Manque de médecins du travail

La pénurie de médecins du travail inquiète les services de ressources humaines

De nombreuses entreprises rencontrent des difficultés pour obtenir des rendez-vous obligatoires pour leurs salariés auprès de la médecine du travail. Elles craignent que certaines évolutions introduites par la loi relative à la santé au travail n’aggravent encore la situation. 

Par François Desnoyers

Publié le 02 novembre 2022 à 05h30 Mis à jour le 02 novembre 2022 à 05h31

Temps de Lecture 4 min. 

https://www.lemonde.fr/emploi/article/2022/11/02/la-penurie-de-medecins-du-travail-inquiete-les-services-de-ressources-humaines_6148157_1698637.html

Un camion de la médecine du travail.
Un camion de la médecine du travail.  HERVÉ DE GUELTZL / PHOTONONSTOP

« C’est une hypocrisie absolue. » Ce DRH d’une entreprise de taille intermédiaire dans les services ne décolère pas lorsqu’il énumère les évolutions introduites par la loi du 2 août 2021 relative à la santé au travail. Suivi renforcé des salariés avec notamment la mise en place d’une visite de mi-carrière, accent mis sur la prévention, extension des missions des services de prévention et de santé au travail (SPST)… « Certaines de ces mesures sont intéressantes, mais on pratique la politique de l’autruche : on feint d’ignorer que ces services sont déjà totalement engorgés et ne parviennent plus à répondre aux besoins des entreprises.
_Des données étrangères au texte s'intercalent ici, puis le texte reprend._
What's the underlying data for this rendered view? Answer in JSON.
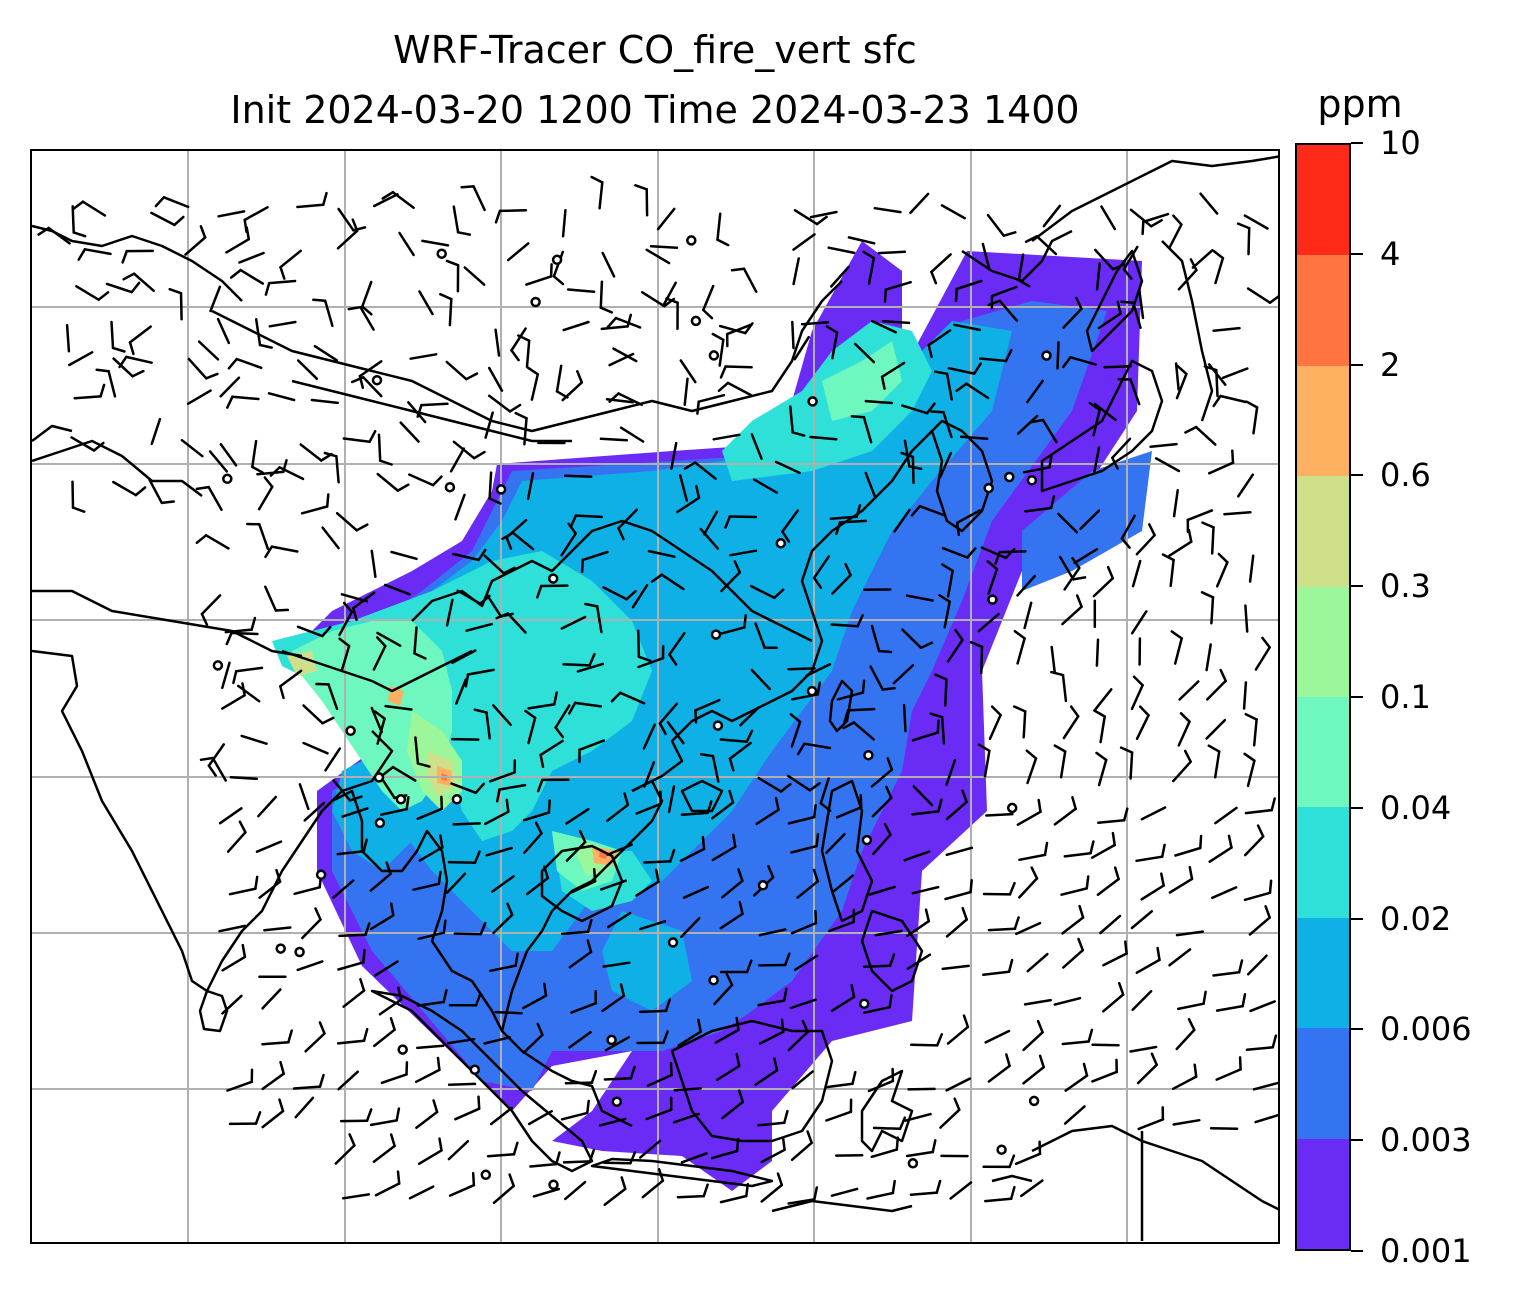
{
  "title": {
    "line1": "WRF-Tracer CO_fire_vert sfc",
    "line2": "Init 2024-03-20 1200 Time 2024-03-23 1400"
  },
  "colorbar": {
    "unit": "ppm",
    "levels": [
      "0.001",
      "0.003",
      "0.006",
      "0.02",
      "0.04",
      "0.1",
      "0.3",
      "0.6",
      "2",
      "4",
      "10"
    ],
    "colors": [
      "#6a2bf5",
      "#3574f0",
      "#0fb0e6",
      "#2ee0d8",
      "#6ef7bf",
      "#9cf79b",
      "#cfe08a",
      "#fdb060",
      "#ff7440",
      "#ff2a17"
    ]
  },
  "map": {
    "gridlines": "on",
    "coastline_color": "#000000",
    "gridline_color": "#b0b0b0",
    "wind_barb_color": "#000000",
    "station_marker": "open-circle"
  }
}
Alors leur donner des missions supplémentaires… »

Une récente étude de l’Association nationale des DRH (ANDRH) fait écho à ses propos : 67 % des services de ressources humaines (RH) disent pâtir du manque de médecins pour mettre en œuvre la nouvelle réforme de la santé au travail. Au-delà de cette dernière, il s’agit d’un problème bien connu des professionnels du secteur : la médecine du travail est en tension, faisant face à une diminution continue de ses effectifs. Des médecins retraités ou étrangers viennent renforcer les effectifs, mais cela suffit rarement à fluidifier le fonctionnement des services de prévention et de santé au travail.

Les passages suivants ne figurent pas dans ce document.